The need for excellence in logistics performance has never been greater. In today's competitive economic environment, no less than corporate survival is at stake. Speed, reliability and cost are equally critical performance criteria that drive logistics executives every day in their quest to be successful.
Much energy has been focused in recent years on the application of information technology to improve logistics performance. In the late 1990s it was the Y2K enterprise resource planning (ERP) craze, then came the dot-com B2B hype, then came trading exchanges, and now all the collaboration software tools. This focus of attention and resources on information technology solutions has contributed to a lack of progress in improving the physical distribution aspects of logistics processes. One such area is materials handling, and specifically pallets.
Pallets have been the tool of choice for materials handling of goods in a wide array of industry supply chains for many years. The book Pallets: A North American Perspective, by Rick LeBlanc and Stewart Richardson, published in August, 2003, gives a comprehensive overview of the history of pallets, and some interesting perspective on current issues and future trends. A significant point made in the book is that the development of the palletized unit load years ago resulted in dramatic productivity gains in materials handling. However, as is always the case in a competitive business environment, the question is what have you done for me lately?
The Pallet Dilemma
The productivity value impact of pallets applies to two basic areas of operations: internal materials handling and the movement of goods between trading partners. Standardization of pallet design contributes to effective materials handling between trading partners, as well as efficient application of automation throughout various supply chains. These dynamics have led to the development and widespread use of standardized pallet designs.
One such standard is the Grocery Manufacturers of America (GMA) 48x 40, four-way pallet used throughout the food and consumer products supply chains in the domestic United States. A pallet built to the GMA guideline specifications has significant load-bearing capabilities, is rackable, reusable and repairable, resulting in a relatively long life cycle. It also comes with a substantial price tag, and as a result is a valuable asset requiring effective management and control processes.
Unfortunately, trading partners in the grocery and other supply chains that have adopted the GMA pallet standard have struggled mightily with the charge of managing this asset across company boundaries. This is the pallet dilemma.
Managing the Pallet Asset
The management process adopted by most food and consumer products supply chains in the domestic United States with the advent of the GMA pallet was pallet exchange. Simply put, as product is delivered on pallets, empty pallets are exchanged for the pallets under load. Receiving docks are expected to have empty pallets of like design in good condition readily available for the truck driver to take, which the driver can then exchange when he picks up his next palletized shipment. This process allows for the sharing of the life cycle value of the pallet among trading partners that use the pallet in their operations.

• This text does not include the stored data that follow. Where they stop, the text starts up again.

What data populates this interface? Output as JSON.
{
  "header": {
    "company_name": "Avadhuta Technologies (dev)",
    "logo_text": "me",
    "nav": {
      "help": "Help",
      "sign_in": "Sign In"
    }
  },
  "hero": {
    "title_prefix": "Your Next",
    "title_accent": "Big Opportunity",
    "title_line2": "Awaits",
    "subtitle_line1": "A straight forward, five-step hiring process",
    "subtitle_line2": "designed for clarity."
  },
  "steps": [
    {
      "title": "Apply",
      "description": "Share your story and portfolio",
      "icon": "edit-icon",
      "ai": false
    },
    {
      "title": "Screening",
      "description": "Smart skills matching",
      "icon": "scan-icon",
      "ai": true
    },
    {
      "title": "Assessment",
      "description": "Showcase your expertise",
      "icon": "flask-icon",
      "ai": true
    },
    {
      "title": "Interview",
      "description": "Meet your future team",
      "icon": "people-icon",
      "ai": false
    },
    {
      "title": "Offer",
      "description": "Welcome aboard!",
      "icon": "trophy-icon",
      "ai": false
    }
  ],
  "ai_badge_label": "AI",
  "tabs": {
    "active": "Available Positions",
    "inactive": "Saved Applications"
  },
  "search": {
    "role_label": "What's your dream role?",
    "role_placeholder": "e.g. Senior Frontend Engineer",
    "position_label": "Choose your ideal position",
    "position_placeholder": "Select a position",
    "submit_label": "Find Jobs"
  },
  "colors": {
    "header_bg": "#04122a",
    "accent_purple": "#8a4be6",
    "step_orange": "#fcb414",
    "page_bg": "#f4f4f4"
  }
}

As everyone knows who has experience with pallet exchange, the process is difficult to administer and creates an adversarial environment that strains relationships between trading partners, and carriers have been stuck squarely in the middle. This process has become a significant cost issue for trucking companies, and as a result freight costs have increased. Pallet exchange costs have become so significant for many carriers that they have had to take extreme measures to deal with the situation. Many carriers have resorted to charging pallet exchange fees, and some are declining business that requires pallet exchange.